What was sort of left behind with all of that was protecting the airport. With the exception of increasing some credentialing requirements for airport ID badges, there wasn't much that spoke to the security of the rest of the facility. I'm not advocating screening everybody as they come in the building. I don't think that would be effective. And that has its own challenges. But there are other things that the industry can and should be doing to protect the public areas of the airport.

SIMON: But let me ask. In an instance like this, I mean, this is a man who passed through airport security - isn't it? - you know, with a gun that he - apparently had all the documentation he needed to have.

PRICE: Exactly? It was basically, for everything we know right now, a lawful process that he followed to get the gun onboard the aircraft and fly to the destination and retrieve the firearm. The challenge that's going to be brought up now is, well, should airlines even be allowed to carry that? Well, they have for about four or five decades. We haven't had too many problems as a result of that.

Some people say, well, you should just ship your gun there. Well, he could have done that, too, and then driven over to where he shipped it to - and come right back to the airport. So I don't know that that process itself really needs to be looked at. The challenge we're really looking at is protection of a public area. And that's one of the most challenging things a security official will ever do - is protect a public area.

SIMON: Well - and how do you do that in baggage claim realistically?

PRICE: Realistically, first, there's an understanding that sometimes you can't prevent every single thing. Sometimes, the best thing you can do is respond to it. But by increasing law-enforcement patrols in the airport public areas, which I think is more important than any other area - not that any other life is less - worth anything or more. But when there's a shooting at a mall, the mall shuts down for a few days. When there's a shooting at an airport, the entire airport transportation system can be affected by that.

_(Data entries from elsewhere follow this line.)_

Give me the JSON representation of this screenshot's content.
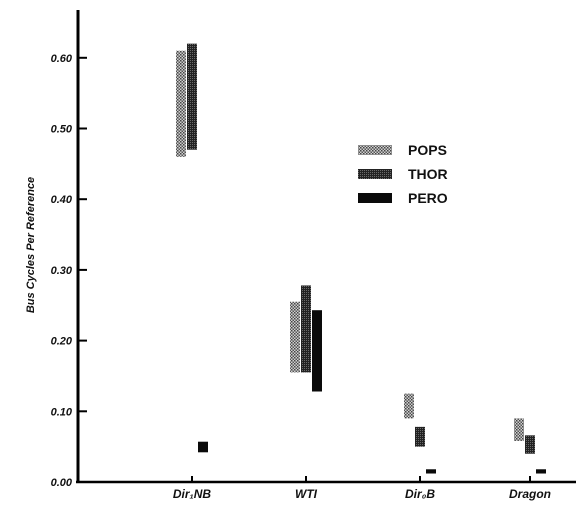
{
  "chart_data": {
    "type": "bar",
    "title": "",
    "xlabel": "",
    "ylabel": "Bus Cycles Per Reference",
    "ylim": [
      0,
      0.68
    ],
    "yticks": [
      0.0,
      0.1,
      0.2,
      0.3,
      0.4,
      0.5,
      0.6
    ],
    "ytick_labels": [
      "0.00",
      "0.10",
      "0.20",
      "0.30",
      "0.40",
      "0.50",
      "0.60"
    ],
    "categories": [
      "Dir₁NB",
      "WTI",
      "Dir₀B",
      "Dragon"
    ],
    "grid": false,
    "legend_position": "right",
    "series": [
      {
        "name": "POPS",
        "pattern": "stippled",
        "color": "#8a8a8a",
        "ranges": [
          [
            0.46,
            0.61
          ],
          [
            0.155,
            0.255
          ],
          [
            0.09,
            0.125
          ],
          [
            0.058,
            0.09
          ]
        ]
      },
      {
        "name": "THOR",
        "pattern": "dense",
        "color": "#1a1a1a",
        "ranges": [
          [
            0.47,
            0.62
          ],
          [
            0.155,
            0.278
          ],
          [
            0.05,
            0.078
          ],
          [
            0.04,
            0.066
          ]
        ]
      },
      {
        "name": "PERO",
        "pattern": "solid",
        "color": "#0a0a0a",
        "ranges": [
          [
            0.042,
            0.057
          ],
          [
            0.128,
            0.243
          ],
          [
            0.012,
            0.018
          ],
          [
            0.012,
            0.018
          ]
        ]
      }
    ]
  }
}
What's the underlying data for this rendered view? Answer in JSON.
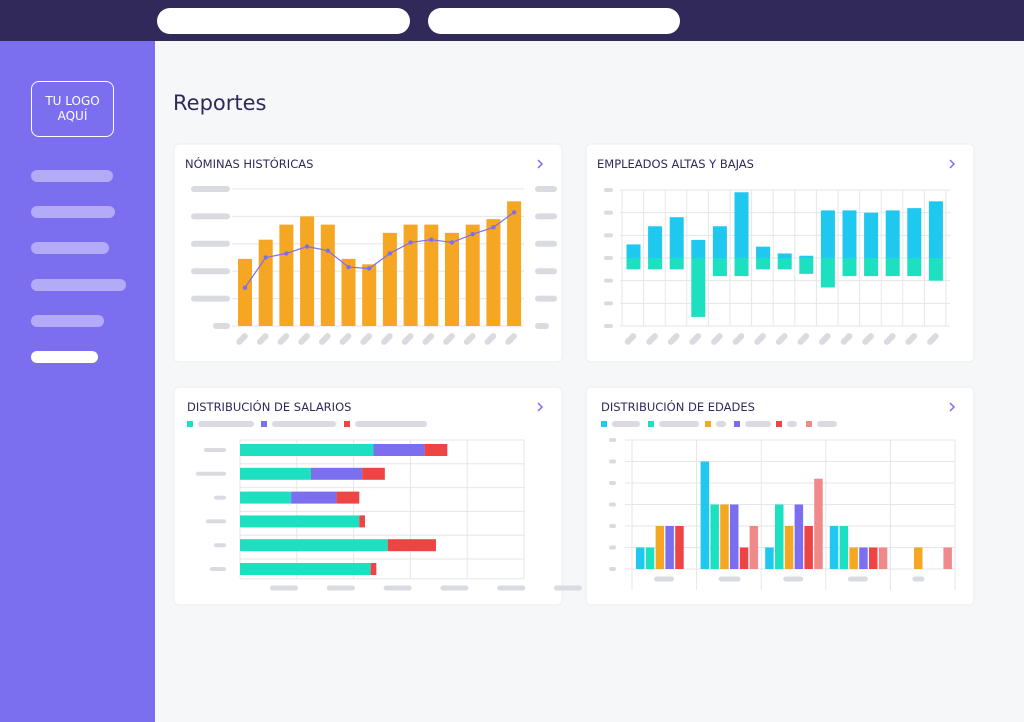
{
  "sidebar": {
    "logo": "TU LOGO AQUÍ"
  },
  "page": {
    "title": "Reportes"
  },
  "chart_data": [
    {
      "type": "bar",
      "title": "NÓMINAS HISTÓRICAS",
      "ylim": [
        0,
        100
      ],
      "grid": true,
      "series": [
        {
          "type": "bar",
          "color": "#f5a623",
          "values": [
            49,
            63,
            74,
            80,
            74,
            49,
            45,
            68,
            74,
            74,
            68,
            74,
            78,
            91
          ]
        },
        {
          "type": "line",
          "color": "#7b6ff0",
          "values": [
            28,
            50,
            53,
            58,
            55,
            43,
            42,
            53,
            61,
            63,
            61,
            67,
            72,
            83
          ]
        }
      ]
    },
    {
      "type": "bar",
      "title": "EMPLEADOS ALTAS Y BAJAS",
      "ylim": [
        -3,
        3
      ],
      "grid": true,
      "series": [
        {
          "color": "#1fc8ee",
          "values": [
            0.6,
            1.4,
            1.8,
            0.8,
            1.4,
            2.9,
            0.5,
            0.2,
            0.1,
            2.1,
            2.1,
            2.0,
            2.1,
            2.2,
            2.5
          ]
        },
        {
          "color": "#1de0c0",
          "values": [
            -0.5,
            -0.5,
            -0.5,
            -2.6,
            -0.8,
            -0.8,
            -0.5,
            -0.5,
            -0.7,
            -1.3,
            -0.8,
            -0.8,
            -0.8,
            -0.8,
            -1.0
          ]
        }
      ]
    },
    {
      "type": "bar",
      "orientation": "horizontal",
      "stacked": true,
      "title": "DISTRIBUCIÓN DE SALARIOS",
      "xlim": [
        0,
        100
      ],
      "grid": true,
      "series": [
        {
          "color": "#1de0c0",
          "values": [
            47,
            25,
            18,
            42,
            52,
            46
          ]
        },
        {
          "color": "#7b6ff0",
          "values": [
            18,
            18,
            16,
            0,
            0,
            0
          ]
        },
        {
          "color": "#ee4444",
          "values": [
            8,
            8,
            8,
            2,
            17,
            2
          ]
        }
      ]
    },
    {
      "type": "bar",
      "title": "DISTRIBUCIÓN DE EDADES",
      "ylim": [
        0,
        6
      ],
      "grid": true,
      "series": [
        {
          "color": "#1fc8ee",
          "values": [
            1,
            5,
            1,
            2,
            0
          ]
        },
        {
          "color": "#1de0c0",
          "values": [
            1,
            3,
            3,
            2,
            0
          ]
        },
        {
          "color": "#f5a623",
          "values": [
            2,
            3,
            2,
            1,
            1
          ]
        },
        {
          "color": "#7b6ff0",
          "values": [
            2,
            3,
            3,
            1,
            0
          ]
        },
        {
          "color": "#ee4444",
          "values": [
            2,
            1,
            2,
            1,
            0
          ]
        },
        {
          "color": "#f08a8a",
          "values": [
            0,
            2,
            4.2,
            1,
            1
          ]
        }
      ]
    }
  ]
}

So there's simple things you can do. Increasing law-enforcement patrols in those areas so you provide more immediate response. Then there's more complex things that you can do from technology using gunshot locators and other kind of mass-screening-type technologies that have been tested and used in the U.S. military to try and protect checkpoints.

SIMON: Yeah. It's - is it - let me put it this way, Mr. Price. At some point, do security officials need to tell the American people, look. We can tighten up here - but something that's just an invitation for people to figure out another way around it.

PRICE: Unfortunately that's the way security works - is that as soon as we plug one gap, people are looking for the next gap. And, sometimes, plugging one gap opens up another one. So you unfortunately end up in sort of an endless game of whack-a-mole, where you're rushing to whatever the latest security gap that's been identified or has already been identified - but just find the exploited. And there is a level of personal responsibility, as well - just personal awareness and doing what you can do to be aware of your surroundings to the best of your ability.

SIMON: Jeffrey Price at Metropolitan State University, thanks so much.